A graph can now be downloaded as a high resolution picture.

As a reminder, two weeks ago we updated the Educational corpus and added the state-of-the-art tools to the corpus.

We had so many updates that they didn't fit in the announcements of the previous release, so we keep you in touch about the updates.

Meet the updated RNC School page. Here you will find useful information on how to use the Russian National Corpus at Russian and Literature school lessons and for independent work at school and at home. 

We have updated the section with materials for teachers, as well as a collection of exercises, including complex ("olympiad") assignments.

The Word at a Glance service within the Educational Corpus has been supplemented with the Morphemic structure widget. In other RNC corpora, morphemic structuring is based on a morphemic analysis dictionary specially developed for the corpus. Such structuring is intended for researchers and may not coincide with those accepted at school.

A special version of the widget is implemented in the Educational Corpus. Here the morphemic structure of a word is determined in accordance with the practice of morphemic analysis at secondary school and is based on Alexander Tikhonov's Morpheme Orthographic Dictionary (2002) that contains about 100 thousand lexemes. For words not included in the dictionary, the morphemic structure is not determined. For more details on the morphemic annotation within the RNC, see description.

The Russian National corpus now has a brand new historical subcorpus, the one of East Slavic Epigraphy (Inscriptions)

This corpus includes 663 morphologically annotated, mainly brief texts dating back to the 11th-15th centuries from the territories of modern Ukraine, Russia and Belarus, as well as those found outside Eastern Europe, as in Germany, France, or Turkey. These are inscriptions on the walls of churches, on stones, and on objects found during excavations or stored for many centuries. This is a valuable source both on the history of everyday Old East Slavic speech and on the existence of ecclesiastical, literary and folklore texts. From each text users may navigate to the epigraphica.ru database, where more details about the text and photographs are included.

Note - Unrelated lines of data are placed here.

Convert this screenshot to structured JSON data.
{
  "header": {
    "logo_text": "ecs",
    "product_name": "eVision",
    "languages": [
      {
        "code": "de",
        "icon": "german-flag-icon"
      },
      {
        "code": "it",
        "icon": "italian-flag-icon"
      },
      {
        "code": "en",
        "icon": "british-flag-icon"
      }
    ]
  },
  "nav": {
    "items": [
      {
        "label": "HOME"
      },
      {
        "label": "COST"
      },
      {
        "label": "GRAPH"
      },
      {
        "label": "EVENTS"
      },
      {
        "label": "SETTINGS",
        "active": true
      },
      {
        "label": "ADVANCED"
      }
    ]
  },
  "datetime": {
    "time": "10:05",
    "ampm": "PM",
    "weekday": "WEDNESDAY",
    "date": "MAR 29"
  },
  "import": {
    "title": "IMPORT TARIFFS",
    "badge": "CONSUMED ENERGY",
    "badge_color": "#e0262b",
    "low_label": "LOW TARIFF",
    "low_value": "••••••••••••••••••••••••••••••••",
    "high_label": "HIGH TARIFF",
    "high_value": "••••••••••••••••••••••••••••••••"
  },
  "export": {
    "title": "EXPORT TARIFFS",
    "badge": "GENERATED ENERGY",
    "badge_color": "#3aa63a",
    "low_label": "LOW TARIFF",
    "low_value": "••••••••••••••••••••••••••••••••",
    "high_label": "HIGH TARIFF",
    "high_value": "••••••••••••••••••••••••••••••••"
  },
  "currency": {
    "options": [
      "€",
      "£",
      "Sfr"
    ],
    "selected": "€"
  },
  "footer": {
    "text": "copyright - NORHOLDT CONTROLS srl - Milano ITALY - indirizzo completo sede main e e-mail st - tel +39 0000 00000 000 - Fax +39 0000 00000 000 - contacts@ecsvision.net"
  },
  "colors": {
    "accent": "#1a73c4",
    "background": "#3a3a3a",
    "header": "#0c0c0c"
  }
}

The Old East Slavic corpus has been updated. Its size exceeded 800 thousand tokens. The corpus now features new texts. These are several dozens of official texts dating back to 12th-14th centuries: princely laws, charters from Novgorod, Polotsk, Ukraine and the Grand Duchy of Lithuania. For the first time the early corpus includes the ancestors of such modern Russian words as блистать, больница, великолепие, доход, дружить, наслаждение, околица, простоволосый, ящерица.

The Russian and English-Russian parallel MultiPARCs have navigated to the new interface. Word at a glance and Get overview features are now available.

To select your own subcorpora and use our statistical services, you need metatextual annotation. RNC already features more than 6 million texts and is constantly growing. It is becoming less and less feasible to mark up such a large amount of data manually, so we are developing neural annotation services (NeuroRNC). Today we present new results in the field.

Keywords in the texts of the Regional Media corpus are annotated automatically using the adapted rutermextract model. One keyword can consist of a single token (праздник, переломы) or a two-word combination (таяние снега). The single-token query (сообщество) yields both exact matches and two-word combinations with this word (католическое сообщество).

In the Social Networks corpus, genres are automatically labeled for the main corpus texts. The RuRoBERTa model, fine-tuned on the corpus texts, is used for annotation. One or more genres can be selected from a list, e.g., recommendations and advice.

In the text information, the fields filled in by NeuroRNC are marked with a special icon. In the same pop-up window there is a "Report a bug" button. Please let us know about any inaccuracies or errors in the definition of keywords and genres.